Selon le Earth Policy Institute, les taux de consommation urbaine d’eau ont considérablement augmenté au cours des cinq dernières années, à hauteur de 27 % aux Etats-Unis, 32 % au Royaume-Uni, 45 % en Australie, 50 % en Afrique du Sud et 58 % au Canada. En Tunisie, le prix de l’eau d’irrigation a été multiplié par quatre au cours des dix dernières années.

En termes d’économie, l’eau peut également être une source importante de revenus. Un récent rapport de Transparency International estime que la valeur totale des contrats et des projets d’infrastructures en Europe occidentale, en Amérique du Nord et au Japon représente ensemble 210 milliards d’euros.

Les entreprises de services d’eau voient une opportunité dans l’augmentation de la demande en eau. Face à la hausse du développement économique et à l’expansion rapide des villes dans les pays asiatiques, la demande en installations de gestion de l’eau augmente également, laissant ainsi entrevoir la perspective de conclure de gros contrats.

Mais la hausse de la demande implique également d’accroître la responsabilité des entreprises, qu’elles prestent des services d’approvisionnement en eau ou qu’elles utilisent la ressource dans leurs activités quotidiennes. Selon le Conseil mondial des affaires pour le développement durable (WBCSD), face à l’augmentation de la population et à l’accélération du développement économique qui alimentent la demande en général, l’eau douce devient de plus en plus rare, et la valeur totale de l’eau devient de plus en plus apparente.

Enjeux

Halte au gaspillage : les agriculteurs en ligne de mire

En Europe, l’irrigation, les zones urbaines et les industries sont les sources principales de la demande en eau. Selon la Commission européenne, la consommation d’eau au niveau européen est répartie sur les secteurs suivants : 

  • agriculture: 69 % ;
  • service d’eau public : 13% ;
  • industrie : 10% ;
  • énergie (refroidissement dans les centrales électriques) : 8%.

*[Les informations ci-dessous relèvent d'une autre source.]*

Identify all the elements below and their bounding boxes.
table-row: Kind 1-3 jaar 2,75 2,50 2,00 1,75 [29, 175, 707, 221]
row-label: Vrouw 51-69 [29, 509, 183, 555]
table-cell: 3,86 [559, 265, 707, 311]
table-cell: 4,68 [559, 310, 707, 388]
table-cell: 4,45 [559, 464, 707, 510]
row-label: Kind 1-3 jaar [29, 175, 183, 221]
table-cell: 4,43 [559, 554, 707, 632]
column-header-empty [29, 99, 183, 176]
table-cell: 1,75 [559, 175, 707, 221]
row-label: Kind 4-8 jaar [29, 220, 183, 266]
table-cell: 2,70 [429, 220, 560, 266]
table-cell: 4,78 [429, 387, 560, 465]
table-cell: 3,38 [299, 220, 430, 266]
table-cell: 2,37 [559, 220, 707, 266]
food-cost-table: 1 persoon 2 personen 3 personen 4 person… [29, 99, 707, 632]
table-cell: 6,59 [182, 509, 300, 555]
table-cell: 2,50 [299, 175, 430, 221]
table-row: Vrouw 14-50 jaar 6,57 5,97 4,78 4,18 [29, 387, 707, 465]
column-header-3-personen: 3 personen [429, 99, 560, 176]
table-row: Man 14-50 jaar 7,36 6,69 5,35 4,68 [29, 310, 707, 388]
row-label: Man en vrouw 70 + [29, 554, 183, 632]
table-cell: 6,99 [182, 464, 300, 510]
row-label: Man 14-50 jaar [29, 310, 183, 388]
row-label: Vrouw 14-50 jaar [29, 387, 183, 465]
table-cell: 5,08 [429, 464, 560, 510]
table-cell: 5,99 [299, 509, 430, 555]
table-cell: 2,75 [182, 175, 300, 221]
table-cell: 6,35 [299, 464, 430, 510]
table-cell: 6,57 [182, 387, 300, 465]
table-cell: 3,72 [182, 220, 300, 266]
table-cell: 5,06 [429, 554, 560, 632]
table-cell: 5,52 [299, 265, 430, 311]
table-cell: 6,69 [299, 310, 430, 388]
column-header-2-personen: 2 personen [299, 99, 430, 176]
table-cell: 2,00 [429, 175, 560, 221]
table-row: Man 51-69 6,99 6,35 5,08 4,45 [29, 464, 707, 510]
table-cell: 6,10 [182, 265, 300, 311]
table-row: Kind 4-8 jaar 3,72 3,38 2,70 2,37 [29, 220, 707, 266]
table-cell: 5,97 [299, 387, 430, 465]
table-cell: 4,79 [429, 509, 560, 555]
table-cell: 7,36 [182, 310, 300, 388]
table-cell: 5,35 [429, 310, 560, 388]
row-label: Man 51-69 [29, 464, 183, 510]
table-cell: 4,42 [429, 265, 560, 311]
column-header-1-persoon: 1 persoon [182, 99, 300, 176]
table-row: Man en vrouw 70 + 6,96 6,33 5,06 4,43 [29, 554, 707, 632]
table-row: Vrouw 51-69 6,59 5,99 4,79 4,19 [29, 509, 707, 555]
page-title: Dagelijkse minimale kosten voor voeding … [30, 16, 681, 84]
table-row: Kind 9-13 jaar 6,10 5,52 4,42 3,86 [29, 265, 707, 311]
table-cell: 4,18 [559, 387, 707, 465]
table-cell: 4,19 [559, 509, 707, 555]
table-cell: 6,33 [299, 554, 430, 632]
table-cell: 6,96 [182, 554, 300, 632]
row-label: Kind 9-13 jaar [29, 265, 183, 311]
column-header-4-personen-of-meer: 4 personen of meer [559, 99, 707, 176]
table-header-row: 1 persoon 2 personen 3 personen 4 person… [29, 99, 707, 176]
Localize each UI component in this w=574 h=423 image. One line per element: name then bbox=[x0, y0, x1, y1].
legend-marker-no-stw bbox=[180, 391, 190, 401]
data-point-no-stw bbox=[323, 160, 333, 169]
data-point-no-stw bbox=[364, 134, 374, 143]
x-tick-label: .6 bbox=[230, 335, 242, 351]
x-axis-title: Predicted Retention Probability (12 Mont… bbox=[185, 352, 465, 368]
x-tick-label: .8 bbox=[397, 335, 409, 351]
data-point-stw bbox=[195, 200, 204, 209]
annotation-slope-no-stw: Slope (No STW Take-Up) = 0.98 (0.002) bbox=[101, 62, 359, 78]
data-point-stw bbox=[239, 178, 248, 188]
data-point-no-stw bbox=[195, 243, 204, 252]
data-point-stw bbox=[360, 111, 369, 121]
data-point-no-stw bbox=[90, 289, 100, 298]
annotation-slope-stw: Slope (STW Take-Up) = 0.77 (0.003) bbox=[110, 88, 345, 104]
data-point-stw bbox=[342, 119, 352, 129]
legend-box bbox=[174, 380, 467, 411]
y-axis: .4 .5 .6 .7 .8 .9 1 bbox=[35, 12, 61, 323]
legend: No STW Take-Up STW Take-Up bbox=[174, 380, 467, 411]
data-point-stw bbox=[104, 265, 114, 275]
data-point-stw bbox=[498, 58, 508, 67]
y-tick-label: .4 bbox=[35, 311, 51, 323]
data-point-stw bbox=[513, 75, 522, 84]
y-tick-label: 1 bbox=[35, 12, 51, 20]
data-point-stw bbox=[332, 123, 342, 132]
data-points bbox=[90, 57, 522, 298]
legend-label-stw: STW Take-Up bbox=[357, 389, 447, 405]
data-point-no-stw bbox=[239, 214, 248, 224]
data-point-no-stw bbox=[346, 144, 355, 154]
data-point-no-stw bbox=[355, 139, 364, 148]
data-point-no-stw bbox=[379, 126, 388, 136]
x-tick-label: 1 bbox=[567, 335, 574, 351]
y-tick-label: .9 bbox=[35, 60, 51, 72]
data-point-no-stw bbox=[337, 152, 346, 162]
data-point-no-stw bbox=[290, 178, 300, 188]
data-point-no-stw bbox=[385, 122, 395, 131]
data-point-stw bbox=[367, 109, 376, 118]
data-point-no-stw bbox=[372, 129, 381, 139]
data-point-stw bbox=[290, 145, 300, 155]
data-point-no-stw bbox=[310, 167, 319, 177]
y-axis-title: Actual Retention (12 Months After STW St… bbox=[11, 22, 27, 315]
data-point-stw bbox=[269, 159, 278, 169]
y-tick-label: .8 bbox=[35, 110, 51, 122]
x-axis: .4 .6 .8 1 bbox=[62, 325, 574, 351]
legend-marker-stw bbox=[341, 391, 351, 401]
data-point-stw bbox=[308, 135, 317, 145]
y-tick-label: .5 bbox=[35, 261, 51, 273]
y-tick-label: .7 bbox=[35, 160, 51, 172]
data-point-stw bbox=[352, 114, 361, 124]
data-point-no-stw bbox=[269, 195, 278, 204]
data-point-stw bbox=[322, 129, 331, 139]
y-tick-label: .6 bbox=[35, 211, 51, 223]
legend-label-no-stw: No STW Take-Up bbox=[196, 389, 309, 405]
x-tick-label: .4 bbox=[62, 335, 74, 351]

Dans les pays d’Europe du sud, l’irrigation dans le secteur agricole est le seul plus grand consommateur d’eau, représentant plus de deux tiers de la consommation totale, affirme l’Agence européenne pour l’environnement (EEA). Dans les pays du nord et d’Europe centrale, l’eau est essentiellement utilisée pour le refroidissement dans la production énergétique, la production industrielle et les services publics d’eau.

Mais c’est bel et bien l’agriculture qui absorbe la majeure partie de l’eau dans certains pays. Selon l’Organisation mondiale de conservation WWF, les chiffres officiels sont en fait brouillés par des captages illégaux.

Dans un communiqué conjoint avec le Bureau européen de l’environnement (BEE), le WWF a déclaré que le prélèvement (ou captage) d’eau démesuré, non réglementé et illégal est répandu. Par exemple, en Espagne, jusqu’à 45 % de la nappe phréatique drainée pour irriguer les récoltes, les terrains de golf et les développements urbains est prélevée illégalement.

D’après l’ONG, les agriculteurs doivent rarement payer pour le coût total de l’eau qu’ils consomment. Il existe également des subventions explicites et implicites qui privilégient l’agriculture sur l’industrie et les consommateurs nationaux. Elle affirme qu’actuellement, les agriculteurs sont peu incités à utiliser l’eau de manière efficace.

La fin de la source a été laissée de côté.